La proposition de la décision-cadre: 1) prévoit que les comportements racistes et xénophobes seront punissables dans tous les Etats membres, ce qui définirait une approche pénale commune de l'UE vis-à-vis de ce phénomène; 2) met en place l'harmonisation minimum nécessaire pour assurer que la législation nationale est suffisamment large et qu'une coopération judiciaire effective peut se développer; 3) propose toute une série d'actes punissables allant de l'incitation à la violence pour des motifs racistes ou xénophobes, à la participation aux activités de groupes racistes, en passant par des insultes ou la diffusion de tracts ou matériels (comme les drapeaux SS par exemple) à caractère raciste, par quelque moyen que ce soit, y compris l'Internet; 4) propose, pour punir ces comportements, une sanction minimum maximum de deux ans (càd que la peine maximale qu'inflige un juge national à cet effet ne peut pas être inférieure à moins de deux ans, a précisé le porte-parole). La liste des infractions contenue dans l'action commune contre le racisme et la xénophobie adoptée par le Conseil le 15 juillet 1996 (dont un des objectifs était d'empêcher que les auteurs de ces infractions tirent avantage du fait qu'ils sont traités différemment dans les Etats membres en se déplaçant d'un pays à l'autre pour éluder les poursuites) a été prise comme base et étendue notamment aux insultes et menaces proférées en public lorsqu'elles sont proférées dans un but raciste ou xénophobe. La nouveauté de la décision-cadre par rapport à l'action commune réside dans le fait que les Etats membres se voient imposer l'obligation de prendre des mesures pour punir ces comportements en tant qu'infractions pénales; 5) contient des dispositions permettant de considérer l'intention spécifique raciste de l'auteur d'une infraction (son intention délibérée de se démarquer des autres gens d'un point de vue raciste ou xénophobe) comme une circonstance aggravante et il en va de même lorsque l'auteur de l'infraction agit dans le cadre d'une activité professionnelle.
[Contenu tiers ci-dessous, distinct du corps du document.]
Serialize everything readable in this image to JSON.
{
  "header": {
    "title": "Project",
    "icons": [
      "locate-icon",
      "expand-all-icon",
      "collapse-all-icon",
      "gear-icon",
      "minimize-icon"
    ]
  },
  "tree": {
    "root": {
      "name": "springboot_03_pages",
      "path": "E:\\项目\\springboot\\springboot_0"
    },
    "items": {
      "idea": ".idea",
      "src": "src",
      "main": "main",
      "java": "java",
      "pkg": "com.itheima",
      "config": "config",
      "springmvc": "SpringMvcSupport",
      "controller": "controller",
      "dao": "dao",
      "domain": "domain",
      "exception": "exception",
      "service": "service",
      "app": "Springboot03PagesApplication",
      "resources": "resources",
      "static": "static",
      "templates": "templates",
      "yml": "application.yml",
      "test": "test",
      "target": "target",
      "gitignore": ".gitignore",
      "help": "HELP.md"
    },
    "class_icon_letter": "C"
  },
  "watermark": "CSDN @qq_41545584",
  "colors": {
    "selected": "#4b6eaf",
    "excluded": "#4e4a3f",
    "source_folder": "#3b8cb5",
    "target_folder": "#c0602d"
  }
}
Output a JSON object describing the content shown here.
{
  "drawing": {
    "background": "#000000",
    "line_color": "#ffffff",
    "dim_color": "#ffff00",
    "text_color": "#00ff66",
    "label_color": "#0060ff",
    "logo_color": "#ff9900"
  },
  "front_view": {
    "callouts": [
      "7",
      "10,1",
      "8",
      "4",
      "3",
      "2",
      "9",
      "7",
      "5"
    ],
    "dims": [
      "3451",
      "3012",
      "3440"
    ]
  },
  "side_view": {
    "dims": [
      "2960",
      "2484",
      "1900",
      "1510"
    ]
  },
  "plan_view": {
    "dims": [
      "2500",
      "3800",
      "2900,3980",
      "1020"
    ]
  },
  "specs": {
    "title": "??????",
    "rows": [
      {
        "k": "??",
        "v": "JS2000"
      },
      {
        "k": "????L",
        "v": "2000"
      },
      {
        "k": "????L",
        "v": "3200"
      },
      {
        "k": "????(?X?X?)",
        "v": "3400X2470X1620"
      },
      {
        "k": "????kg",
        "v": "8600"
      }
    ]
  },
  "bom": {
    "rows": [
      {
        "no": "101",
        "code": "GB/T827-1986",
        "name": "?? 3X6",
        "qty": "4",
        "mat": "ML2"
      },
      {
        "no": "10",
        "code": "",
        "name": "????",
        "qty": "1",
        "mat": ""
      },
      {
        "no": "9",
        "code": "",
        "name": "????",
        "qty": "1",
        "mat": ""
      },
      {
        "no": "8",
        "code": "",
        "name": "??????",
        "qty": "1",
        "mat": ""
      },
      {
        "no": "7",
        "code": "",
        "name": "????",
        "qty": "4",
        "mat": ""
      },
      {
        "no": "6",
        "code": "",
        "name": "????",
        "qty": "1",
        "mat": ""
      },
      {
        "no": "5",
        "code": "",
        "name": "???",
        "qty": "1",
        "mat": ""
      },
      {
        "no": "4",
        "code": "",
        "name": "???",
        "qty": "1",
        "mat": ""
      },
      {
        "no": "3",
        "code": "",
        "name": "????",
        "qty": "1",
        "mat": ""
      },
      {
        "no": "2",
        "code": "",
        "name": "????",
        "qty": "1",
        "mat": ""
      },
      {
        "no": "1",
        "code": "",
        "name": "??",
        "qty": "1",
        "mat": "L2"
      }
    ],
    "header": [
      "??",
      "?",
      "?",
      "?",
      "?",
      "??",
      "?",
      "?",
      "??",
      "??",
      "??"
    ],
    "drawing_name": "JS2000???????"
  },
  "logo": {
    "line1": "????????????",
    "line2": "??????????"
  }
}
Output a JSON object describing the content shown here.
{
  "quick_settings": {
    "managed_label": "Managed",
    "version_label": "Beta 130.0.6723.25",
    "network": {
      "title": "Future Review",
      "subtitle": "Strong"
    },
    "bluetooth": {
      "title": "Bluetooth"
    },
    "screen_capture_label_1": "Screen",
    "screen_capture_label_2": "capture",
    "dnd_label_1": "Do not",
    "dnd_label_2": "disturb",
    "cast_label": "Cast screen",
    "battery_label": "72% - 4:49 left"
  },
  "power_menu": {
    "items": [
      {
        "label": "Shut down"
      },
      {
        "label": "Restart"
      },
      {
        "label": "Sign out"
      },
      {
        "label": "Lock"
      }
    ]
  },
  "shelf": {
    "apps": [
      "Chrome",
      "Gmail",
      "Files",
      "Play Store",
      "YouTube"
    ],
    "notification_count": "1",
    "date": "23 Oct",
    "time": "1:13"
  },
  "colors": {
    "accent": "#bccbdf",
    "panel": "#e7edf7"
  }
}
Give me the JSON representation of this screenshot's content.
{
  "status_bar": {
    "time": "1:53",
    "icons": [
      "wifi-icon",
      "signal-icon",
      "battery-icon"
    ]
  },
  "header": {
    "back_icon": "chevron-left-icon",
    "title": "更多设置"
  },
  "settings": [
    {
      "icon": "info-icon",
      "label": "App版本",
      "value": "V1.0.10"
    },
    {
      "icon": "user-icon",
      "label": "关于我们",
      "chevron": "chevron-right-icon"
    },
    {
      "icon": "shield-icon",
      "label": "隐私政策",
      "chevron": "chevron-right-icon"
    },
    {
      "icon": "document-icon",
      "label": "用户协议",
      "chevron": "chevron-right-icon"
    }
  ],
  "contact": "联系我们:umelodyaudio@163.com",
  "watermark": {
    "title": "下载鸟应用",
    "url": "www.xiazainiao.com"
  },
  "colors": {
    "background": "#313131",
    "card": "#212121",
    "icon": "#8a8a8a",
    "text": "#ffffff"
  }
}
"Tous les Etats membres ont adopté une législation rendant illégaux les comportements racistes ou l'incitation à la haine raciale. Cependant, leur champ d'application, leur teneur et leur application même diffèrent encore considérablement. De nouveaux progrès doivent être réalisés à l'échelle européenne dans ce domaine", a commenté le Commissiare Antonio Vitorino en ajoutant que "pour la Commission, les auteurs d'infractions racistes et xénophobes doivent être traduits en justice, les tribunaux doivent disposer de sanctions appropriées et proportionnées, et des sanctions graves devraient être notamment prévues lorsque les agressions racistes sont commises par des groupes d'idéologie néonazie ou extrémiste".